Why people play this game is a question with many answers, but at the core of it, we play because we enjoy recreating the magic of Star Wars everyday. The battles, the characters the cinematics, they are all captured in this game to varying degrees of success. We live the grind, and we crave the payoff. That little hit of dopamine (the bodies way of rewarding us) when we accomplish something, the end of the long farm, that first day at #1 in arena, the final victory in Grand Arena. Each success fires off that hit of success with the brain's way of rewarding us. The game is built on dopamine delivering events with various gateways that challenge us, frustrate us, and entice us to spend. Go ahead, jump ahead with a small purchase, you'll enjoy the result. Chocolate, gambling, sports all can reward us in similar ways, we crave the triumph the completion of the goal. It is hard wired into our biology as much as breathing, eating and sleeping.

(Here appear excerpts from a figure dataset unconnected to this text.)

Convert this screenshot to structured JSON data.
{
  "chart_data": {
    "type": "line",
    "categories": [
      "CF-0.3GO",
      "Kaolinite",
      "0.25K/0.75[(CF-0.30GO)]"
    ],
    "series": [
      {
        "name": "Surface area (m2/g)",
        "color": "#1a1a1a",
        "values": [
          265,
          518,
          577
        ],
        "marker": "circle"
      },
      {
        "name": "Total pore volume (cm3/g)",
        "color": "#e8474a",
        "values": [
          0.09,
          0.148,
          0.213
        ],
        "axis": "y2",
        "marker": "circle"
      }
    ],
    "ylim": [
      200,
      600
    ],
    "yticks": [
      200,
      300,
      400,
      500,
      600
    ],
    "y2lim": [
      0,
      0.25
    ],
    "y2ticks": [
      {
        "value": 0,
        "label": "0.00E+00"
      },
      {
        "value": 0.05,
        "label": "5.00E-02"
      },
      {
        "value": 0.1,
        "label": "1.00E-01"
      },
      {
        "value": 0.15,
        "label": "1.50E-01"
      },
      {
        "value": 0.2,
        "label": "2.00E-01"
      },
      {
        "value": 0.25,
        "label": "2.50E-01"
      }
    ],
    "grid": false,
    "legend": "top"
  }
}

Hopefully I haven't lost you yet with all the biology, but it helps to understand my point. Let's look at some of the other re-works in the game. Bounty Hunters, the rework brought us several new characters, contracts and great cinematics. They were billed as a non-meta team, with a couple cool twists. More importantly pursuing Bounty Hunters offers several dopamine hits, Galactic Bounties, Rebel roundup, a legendary character, territory battle missions, lots of different ways that owning Bounty Hunters pays off. Nightsisters, since their re-work have flirted with arena success (the truly dedicated can do well with them), but there are also monthly events tailored to night sisters that reward zeta mats, they have a role in raids, galactic arena and others. Owning Nightsisters triggers those dopamine hits every time you finish an event with them.

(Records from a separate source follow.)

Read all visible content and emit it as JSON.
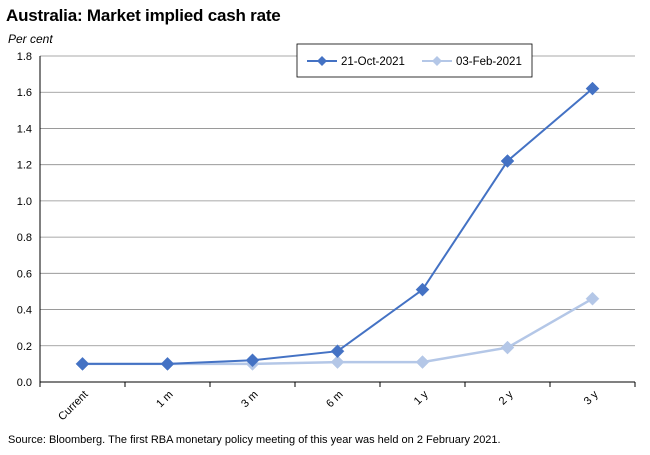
{
  "title": "Australia: Market implied cash rate",
  "unit_label": "Per cent",
  "source_note": "Source: Bloomberg. The first RBA monetary policy meeting of this year was held on 2 February 2021.",
  "chart_data": {
    "type": "line",
    "title": "Australia: Market implied cash rate",
    "ylabel": "Per cent",
    "categories": [
      "Current",
      "1 m",
      "3 m",
      "6 m",
      "1 y",
      "2 y",
      "3 y"
    ],
    "ylim": [
      0,
      1.8
    ],
    "yticks": [
      "0.0",
      "0.2",
      "0.4",
      "0.6",
      "0.8",
      "1.0",
      "1.2",
      "1.4",
      "1.6",
      "1.8"
    ],
    "grid": true,
    "legend_position": "top-right",
    "series": [
      {
        "name": "21-Oct-2021",
        "color": "#4472C4",
        "marker": "diamond",
        "values": [
          0.1,
          0.1,
          0.12,
          0.17,
          0.51,
          1.22,
          1.62
        ]
      },
      {
        "name": "03-Feb-2021",
        "color": "#B4C7E7",
        "marker": "diamond",
        "values": [
          0.1,
          0.1,
          0.1,
          0.11,
          0.11,
          0.19,
          0.46
        ]
      }
    ]
  }
}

Then we have the separatist droid re-work, it comes at a perilous time, when the arena meta is stale, raids are less engaging than they once were and the player base is searching desperately for the "next big thing" the next hit of dopamine. The footage supplied fed perfectly into this need, battle after battle of Revan getting smashed, the expectation of the dopamine hits was building. Even though CG never specifically said, "General Greevious" is the new arena meta, we assumed it had to be, after all there aren't any Separatist droid events, there's no payoff in territory battles for having them, there's nothing else it could have been. So expectations built around the assumed why, own Greevious to break up the Revan dominance of Arena. He isn't going to deliver on that why, and he probably wasn't designed to do so.
The failure here is that CG built a beautiful group of kits, gave them great synergy, and set forth to build demand for their product in the marketplace, but they forgot to build the "why". There's no stated in game reason to own them, short of the desire to simply own everything. The backlash doesn't come from the failure of the re-work, it comes from something deeper inside us, our bodies crave the dopamine hit from the success of overcoming the challenge and fulfilling the purpose of the units. In its absence all we are left with is craving and regret. CG failed to deliver on why, and that is driving the response of the community in its absence.